How ERNI Uses Data to Generate Value

Data on its own is meaningless. What matters is how the data you collect is analysed and evaluated, and which of your business processes and products can be improved through data.

ERNI helps many customers that are leaders in their industries. The most pervasive data trend that can be observed across all sectors is the collection of data focused on value (smart data), rather than sheer volume. You can sometimes stumble upon something meaningful or discover an occasional gem by drilling down into unstructured, large sets of data. However, some of the most successful data projects we’ve participated in do the exact opposite.

Data science initiatives can cover a very broad spectrum. At the lower end of expectations, you can simply aim to improve your processes in order to introduce fact-based and informed decision making to fuzzy areas. On the higher end of data science initiatives, you can kick-start major product innovations, introduce new business models and even venture into unchartered business territories and new industries (but ERNI makes sure you have a scalable and sustainable solution).

This article showcases some of the recent data projects we’ve worked on. For newcomers to data science, this is a useful starting point that will help you navigate the possibilities of data analysis or AI and cognitive services. For seasoned data practitioners, we aim to introduce expertise and inspire new ideas and projects and foster discussion.

Whatever your background, look at the value generation process as a whole and understand your data from the perspective of business processes and value chain management. This way, you’ll make sure every data point you collect actually matters.

1. Prediction of Air Quality Based on Traffic

ERNI was asked to use current road traffic information in order to provide a weather station with predictions about air quality (particulate matter PM10).

The biggest issue was collecting up-to-date traffic data from a reliable source. Our team evaluated numerous approaches on how to separate road traffic from secondary data (e.g., delays, traffic jams or historic counts).

The information collected was combined to generate a local traffic rating. In order to establish a model that could predict air quality, we used tools such as Microsoft Azure Machine Learning and Google TensorFlow, along with pandas and Python.

Results: As a pilot study, this model accurately predicts air quality in a vicinity of 10 km and our cloud-hosted predictor facilitates simple integration into the weather station’s software or alternative applications.

2. Operating 10 000 instruments around the world through smart use of data

Our customer sells analytic instruments to laboratories all over the world.
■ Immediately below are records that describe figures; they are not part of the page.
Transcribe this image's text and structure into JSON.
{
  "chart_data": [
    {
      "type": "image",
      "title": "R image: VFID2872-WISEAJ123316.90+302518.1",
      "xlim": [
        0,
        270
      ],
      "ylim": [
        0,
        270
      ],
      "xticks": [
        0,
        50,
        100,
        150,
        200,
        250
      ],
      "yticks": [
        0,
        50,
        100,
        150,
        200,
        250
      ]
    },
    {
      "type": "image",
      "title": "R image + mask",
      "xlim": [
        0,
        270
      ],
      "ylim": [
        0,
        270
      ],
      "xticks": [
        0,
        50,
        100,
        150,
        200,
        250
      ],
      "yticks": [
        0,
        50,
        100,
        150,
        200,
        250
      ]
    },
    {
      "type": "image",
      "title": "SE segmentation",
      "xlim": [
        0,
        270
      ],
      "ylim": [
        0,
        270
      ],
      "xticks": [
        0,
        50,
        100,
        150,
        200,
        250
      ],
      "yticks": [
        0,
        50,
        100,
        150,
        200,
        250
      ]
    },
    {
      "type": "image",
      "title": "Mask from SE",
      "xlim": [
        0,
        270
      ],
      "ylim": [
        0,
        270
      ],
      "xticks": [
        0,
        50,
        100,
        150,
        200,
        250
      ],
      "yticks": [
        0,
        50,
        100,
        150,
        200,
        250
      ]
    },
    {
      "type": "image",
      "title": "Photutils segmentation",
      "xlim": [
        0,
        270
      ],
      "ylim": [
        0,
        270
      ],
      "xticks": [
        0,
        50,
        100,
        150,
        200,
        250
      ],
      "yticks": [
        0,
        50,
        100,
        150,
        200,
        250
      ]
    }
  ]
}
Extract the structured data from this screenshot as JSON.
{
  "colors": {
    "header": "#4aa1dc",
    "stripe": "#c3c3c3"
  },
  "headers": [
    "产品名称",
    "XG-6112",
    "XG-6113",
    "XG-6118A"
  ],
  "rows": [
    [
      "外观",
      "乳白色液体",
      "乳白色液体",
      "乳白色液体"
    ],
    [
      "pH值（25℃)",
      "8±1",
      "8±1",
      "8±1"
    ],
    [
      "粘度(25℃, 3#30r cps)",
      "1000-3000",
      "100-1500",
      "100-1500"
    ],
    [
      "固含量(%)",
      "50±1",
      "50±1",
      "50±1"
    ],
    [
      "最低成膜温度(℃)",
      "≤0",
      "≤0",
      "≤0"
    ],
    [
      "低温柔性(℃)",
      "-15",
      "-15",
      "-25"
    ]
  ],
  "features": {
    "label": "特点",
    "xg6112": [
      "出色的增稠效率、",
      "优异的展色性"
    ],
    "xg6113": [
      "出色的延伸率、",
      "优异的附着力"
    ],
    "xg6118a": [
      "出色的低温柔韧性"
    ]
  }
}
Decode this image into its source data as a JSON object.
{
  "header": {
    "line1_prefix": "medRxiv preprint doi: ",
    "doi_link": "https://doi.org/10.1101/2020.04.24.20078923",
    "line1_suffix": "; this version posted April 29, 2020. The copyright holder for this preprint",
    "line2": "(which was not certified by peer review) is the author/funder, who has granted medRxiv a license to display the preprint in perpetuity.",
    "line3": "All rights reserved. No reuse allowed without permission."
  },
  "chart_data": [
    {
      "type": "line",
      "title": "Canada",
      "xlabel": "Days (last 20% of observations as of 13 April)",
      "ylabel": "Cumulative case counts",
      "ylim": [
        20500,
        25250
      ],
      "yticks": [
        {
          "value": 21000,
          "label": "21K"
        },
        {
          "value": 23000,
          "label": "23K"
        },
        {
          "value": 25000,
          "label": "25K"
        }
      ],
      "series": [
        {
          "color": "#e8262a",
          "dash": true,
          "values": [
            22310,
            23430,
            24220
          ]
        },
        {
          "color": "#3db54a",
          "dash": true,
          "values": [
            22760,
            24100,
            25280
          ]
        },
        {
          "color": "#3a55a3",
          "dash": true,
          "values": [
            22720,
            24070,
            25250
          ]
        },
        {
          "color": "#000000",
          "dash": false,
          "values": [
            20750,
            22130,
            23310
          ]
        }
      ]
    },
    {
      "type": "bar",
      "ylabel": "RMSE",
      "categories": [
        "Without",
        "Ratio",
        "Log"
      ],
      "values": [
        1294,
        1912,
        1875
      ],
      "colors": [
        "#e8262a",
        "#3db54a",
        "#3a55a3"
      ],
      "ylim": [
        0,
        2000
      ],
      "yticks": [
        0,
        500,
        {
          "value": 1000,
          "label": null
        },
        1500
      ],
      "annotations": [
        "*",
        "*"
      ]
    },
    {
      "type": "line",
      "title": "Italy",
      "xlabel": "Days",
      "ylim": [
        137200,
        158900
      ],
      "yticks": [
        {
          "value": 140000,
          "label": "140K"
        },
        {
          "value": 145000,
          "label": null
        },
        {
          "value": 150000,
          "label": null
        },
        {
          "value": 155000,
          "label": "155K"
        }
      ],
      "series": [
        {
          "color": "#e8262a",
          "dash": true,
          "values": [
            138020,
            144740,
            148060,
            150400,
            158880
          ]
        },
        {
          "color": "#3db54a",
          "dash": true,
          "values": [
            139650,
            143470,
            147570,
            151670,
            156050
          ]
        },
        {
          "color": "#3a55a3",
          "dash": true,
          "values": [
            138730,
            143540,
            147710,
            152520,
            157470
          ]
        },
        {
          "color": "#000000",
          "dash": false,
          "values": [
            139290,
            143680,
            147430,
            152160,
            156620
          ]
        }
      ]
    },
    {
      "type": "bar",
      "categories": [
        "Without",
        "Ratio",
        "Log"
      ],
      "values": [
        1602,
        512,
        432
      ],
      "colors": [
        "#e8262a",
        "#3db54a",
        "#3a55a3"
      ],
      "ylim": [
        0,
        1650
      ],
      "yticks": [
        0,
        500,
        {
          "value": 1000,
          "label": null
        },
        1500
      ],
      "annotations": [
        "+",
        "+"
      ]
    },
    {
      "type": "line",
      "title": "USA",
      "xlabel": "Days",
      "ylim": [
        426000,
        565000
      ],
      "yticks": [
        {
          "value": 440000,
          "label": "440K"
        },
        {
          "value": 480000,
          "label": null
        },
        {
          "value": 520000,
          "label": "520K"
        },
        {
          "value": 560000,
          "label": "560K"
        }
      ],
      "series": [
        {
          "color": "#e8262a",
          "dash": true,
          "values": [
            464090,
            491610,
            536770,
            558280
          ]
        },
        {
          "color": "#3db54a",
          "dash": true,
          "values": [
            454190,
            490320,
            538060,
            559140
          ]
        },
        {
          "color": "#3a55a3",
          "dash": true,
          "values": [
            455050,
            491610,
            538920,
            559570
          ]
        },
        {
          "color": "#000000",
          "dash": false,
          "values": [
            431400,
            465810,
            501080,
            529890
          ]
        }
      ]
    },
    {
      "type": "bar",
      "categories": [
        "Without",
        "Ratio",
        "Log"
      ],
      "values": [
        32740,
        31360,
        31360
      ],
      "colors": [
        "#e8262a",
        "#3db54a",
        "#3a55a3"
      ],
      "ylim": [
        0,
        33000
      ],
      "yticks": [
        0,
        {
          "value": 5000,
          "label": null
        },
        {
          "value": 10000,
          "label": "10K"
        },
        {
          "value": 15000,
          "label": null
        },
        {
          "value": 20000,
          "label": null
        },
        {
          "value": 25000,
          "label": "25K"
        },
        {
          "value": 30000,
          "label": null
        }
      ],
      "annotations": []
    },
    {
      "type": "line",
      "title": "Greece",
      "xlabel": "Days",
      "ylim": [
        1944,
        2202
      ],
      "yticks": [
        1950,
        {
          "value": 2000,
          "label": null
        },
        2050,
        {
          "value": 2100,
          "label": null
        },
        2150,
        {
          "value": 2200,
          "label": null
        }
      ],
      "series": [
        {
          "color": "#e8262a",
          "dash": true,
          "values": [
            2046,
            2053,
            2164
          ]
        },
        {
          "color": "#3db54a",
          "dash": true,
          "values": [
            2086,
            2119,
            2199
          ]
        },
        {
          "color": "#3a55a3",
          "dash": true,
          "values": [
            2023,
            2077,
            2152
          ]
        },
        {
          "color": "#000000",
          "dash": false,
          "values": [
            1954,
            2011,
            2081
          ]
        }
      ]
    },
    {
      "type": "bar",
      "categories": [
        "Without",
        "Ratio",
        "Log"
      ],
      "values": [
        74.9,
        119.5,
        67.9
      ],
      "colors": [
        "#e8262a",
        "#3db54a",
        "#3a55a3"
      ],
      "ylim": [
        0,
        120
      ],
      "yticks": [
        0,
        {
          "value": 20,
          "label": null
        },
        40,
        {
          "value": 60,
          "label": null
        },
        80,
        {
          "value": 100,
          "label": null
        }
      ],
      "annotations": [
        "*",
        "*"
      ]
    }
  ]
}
Its customers expect no less than minimal downtime, proactive maintenance, flexible support and robust data security. Maintaining and operating close to 10 000 instruments worldwide is a highly demanding task for this customer. We assisted in building a state-of-the-art infrastructure for predictive maintenance and operational excellence.

1. Standardisation

In the beginning, we captured and standardised all worldwide maintenance processes to the widest extent possible.

2. Requirements engineering

The standardisation allowed us to derive concise requirements for a data collection platform that aggregates and centrally stores valuable data from instruments located all over the world.

3. Pilots

Several pilot studies on predictive maintenance were carried out to determine the most beneficial scenarios that would guarantee operational excellence and simplify our customers’ maintenance processes. A machine learning and artificial intelligence platform is being established as the next step. The platform will allow prompt local analysis of instruments and enable central processing using the complete data set.

3. Predicting failures in Semiconductor Manufacturing

The next customer is a global manufacturer of semiconductors. Its product, chips, are sent out in reels of 5 000 – 10 000 pieces, and if there are too many faulty pieces per production lot, the whole reel is rejected by the buyer. That can be a big issue for the manufacturer as the cost of the raw material is very high and the margin is low. On top of that, rejections are bad for a company’s reputation.

Error detection in semiconductor manufacturing is based on simple statistics. Our customer gave us the task of inspecting the results of the final tests carried out on individual chips to detect the lots/ reels with a high probability of rejection.

We began with a thorough analysis of available literature and with an assessment of data quality. The tight deadline meant we distributed the analysis among three international teams and synchronised them in an iterative and agile manner. Every week, they were to exchange problems and findings.

The teams made use of the different analytic tools and approaches. Some of the tools applied were Microsoft Azure Machine Learning Studio, Scala and Apache Spark, RapidMiner, KNIME and Dataiku. On the algorithmic side, we used simple statistics, k-means clustering, artificial neural networks, tree ensembles for classification and different types of anomaly detectors.

When the analysis was finished, we suggested to the customer a predictor for failing lots based on tree ensembles and a 1-SVM (one-class support vector machine) for anomaly detection. The predictor includes expert feedback and updates itself based on new data.

The following steps will include industrialisation and integration of the classifier and anomaly detector into the manufacturing engineering system, as well as using a more sophisticated analysis from earlier production steps for the detection of issues; this should be applied not only during the final test but also much earlier in production. Ultimately, this approach will reduce costs and save resources needed for testing.